Keeping inventories risks production and retail companies to a number of hazards and expenditures. Keeping stock may raise the chance of a price decrease. This might be due to a competitor’s excess production of goods in the market, the debut of a new competing product, or a competitor’s aggressive price structure. Because of advancements in technology, advances in product development, and changes in client preferences, inventory may become obsolete. Stock control must include the cost payments to suppliers as well as the cost of transporting the merchandise to shops, security, and transport costs (Bowersox, 2019). This paper was written for the purpose of discussing the disproportionate risk of holding inventory.
Another thing to take into consideration in managing inventory is the price of purchasing. The price of ordering comprises the cost of requesting, preparing a purchase request, transporting merchandise, and receiving goods at the warehouses. Carrying costs include the cost of maintaining goods in a facility, handling fees, insuring and payment made for the inventory system, and potential costs locked away in inventories. The term potential cost alludes to the alternate use of cash that the corporation might have made instead of investing in inequities.
The manufacturer or producer selects what stock to make and send when to send it, and in what amount with the pushing distribution system. This implies that the manufacturer is essentially moving or ‘pushing’ inventory supplies throughout the distribution chain. The automaker is responsible for making sure that its production plant continues to operate according to the most efficient and reliable production plan to make sure that more of the correct stock is obtainable to its distribution companies without saddling the distribution network and driving down prices with excessive stock with drive dispersion.
When supplies fall short of what is required, they result in increased costs. Stock shortages also lead to higher costs, consumer unhappiness, a decline in revenues, and a rise in company loss. Because of its subjective character, measuring shortfall costs is challenging. In reality, the lost contributions as a consequence of the inability to satisfy demand is a reasonable estimate. In circumstances where a run-out does not result in the loss of business, extra fees for last-minute purchases may be called shortfall costs.

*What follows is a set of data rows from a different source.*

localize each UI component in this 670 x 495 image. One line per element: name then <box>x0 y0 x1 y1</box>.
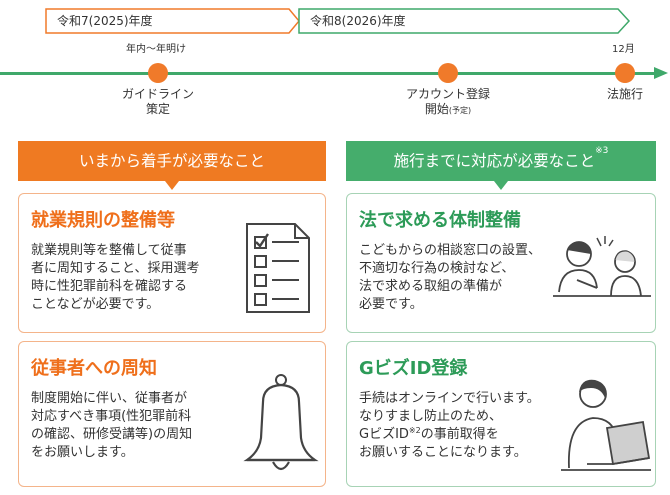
gbizid-note: ※2 <box>408 426 421 435</box>
milestone-enforcement-label: 法施行 <box>600 87 650 102</box>
card-title: 従事者への周知 <box>31 358 157 379</box>
card-body: 就業規則等を整備して従事 者に周知すること、採用選考 時に性犯罪前科を確認する … <box>31 243 200 312</box>
card-body: こどもからの相談窓口の設置、 不適切な行為の検討など、 法で求める取組の準備が … <box>359 243 542 312</box>
card-title: GビズID登録 <box>359 358 468 379</box>
period-label: 年内～年明け <box>126 44 186 55</box>
milestone-dot-guideline <box>148 63 168 83</box>
laptop-user-icon <box>561 379 651 471</box>
right-column-header: 施行までに対応が必要なこと※3 <box>346 141 656 181</box>
year-2026-arrow-shape <box>298 8 631 34</box>
card-title: 法で求める体制整備 <box>359 210 521 231</box>
milestone-enforcement-line1: 法施行 <box>606 87 643 101</box>
year-2025-arrow: 令和7(2025)年度 <box>45 8 301 34</box>
card-body: 制度開始に伴い、従事者が 対応すべき事項(性犯罪前科 の確認、研修受講等)の周知… <box>31 391 193 460</box>
left-header-pointer <box>165 181 179 190</box>
right-header-pointer <box>494 181 508 190</box>
consultation-icon <box>553 236 651 297</box>
year-2026-label: 令和8(2026)年度 <box>310 14 406 28</box>
card-staff-notification: 従事者への周知 制度開始に伴い、従事者が 対応すべき事項(性犯罪前科 の確認、研… <box>18 341 326 487</box>
milestone-account-line2: 開始(予定) <box>424 102 472 116</box>
card-body: 手続はオンラインで行います。 なりすまし防止のため、 GビズID※2の事前取得を… <box>359 391 540 460</box>
milestone-dot-enforcement <box>615 63 635 83</box>
milestone-dot-account <box>438 63 458 83</box>
milestone-guideline-line1: ガイドライン <box>121 87 194 101</box>
milestone-guideline-label: ガイドライン 策定 <box>118 87 198 117</box>
bell-icon <box>243 374 319 471</box>
milestone-account-note: (予定) <box>448 106 472 115</box>
year-2026-arrow: 令和8(2026)年度 <box>298 8 632 34</box>
timeline-axis <box>0 72 656 75</box>
card-gbizid-registration: GビズID登録 手続はオンラインで行います。 なりすまし防止のため、 GビズID… <box>346 341 656 487</box>
left-column-header: いまから着手が必要なこと <box>18 141 326 181</box>
card-title: 就業規則の整備等 <box>31 210 175 231</box>
december-label: 12月 <box>612 44 635 55</box>
right-header-note: ※3 <box>595 146 609 156</box>
year-2025-arrow-shape <box>45 8 300 34</box>
milestone-account-line1: アカウント登録 <box>405 87 490 101</box>
timeline-arrowhead <box>654 67 668 79</box>
checklist-icon <box>246 223 310 313</box>
card-work-rules: 就業規則の整備等 就業規則等を整備して従事 者に周知すること、採用選考 時に性犯… <box>18 193 326 333</box>
milestone-account-label: アカウント登録 開始(予定) <box>405 87 491 118</box>
milestone-guideline-line2: 策定 <box>145 102 170 116</box>
year-2025-label: 令和7(2025)年度 <box>57 14 153 28</box>
card-system-setup: 法で求める体制整備 こどもからの相談窓口の設置、 不適切な行為の検討など、 法で… <box>346 193 656 333</box>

The main difficulty with a push distribution channel is that the producer is generally the component in the production process that is the furthest distance from the final customer. A push marketing approach typically results in lower awareness of demand when there is no openness, good communication, or cooperation along the chain from final consumer to distributor to manufacturing (Waters, 2019). This leads to inefficient delivery of services and shortfalls or excesses farther down the supply chain. Although there is no single answer to all of a logistic chain’s difficulties, a push delivery model can improve demand awareness at each endpoint by installing a unified and robust inventory tracking platform. These days, the best systems on the market provide openness and cooperation between the producer, supplier, and retail locations.
To summarize, a trend to push inventory back up the distribution channel exists because stock control is dangerous, and the risk changes depending on the company’s distribution channel location. This could be due to a rival’s overproduction of products available in the market, introducing a new competitive product, or a supplier’s aggressive pricing strategy. Another factor to consider while managing inventories is the cost of purchasing. The producer decides what stock to build when to distribute it, and how much to send through the pushed distribution model. The fundamental issue with a push distribution network is that the manufacturer is usually the element in the manufacturing method closest to the ultimate client.
Bowersox, D. (2019). Supply Chain Logistics Management (5th Edition).
Waters, D. (2019). Supply chain management: An introduction to logistics. Bloomsbury Publishing.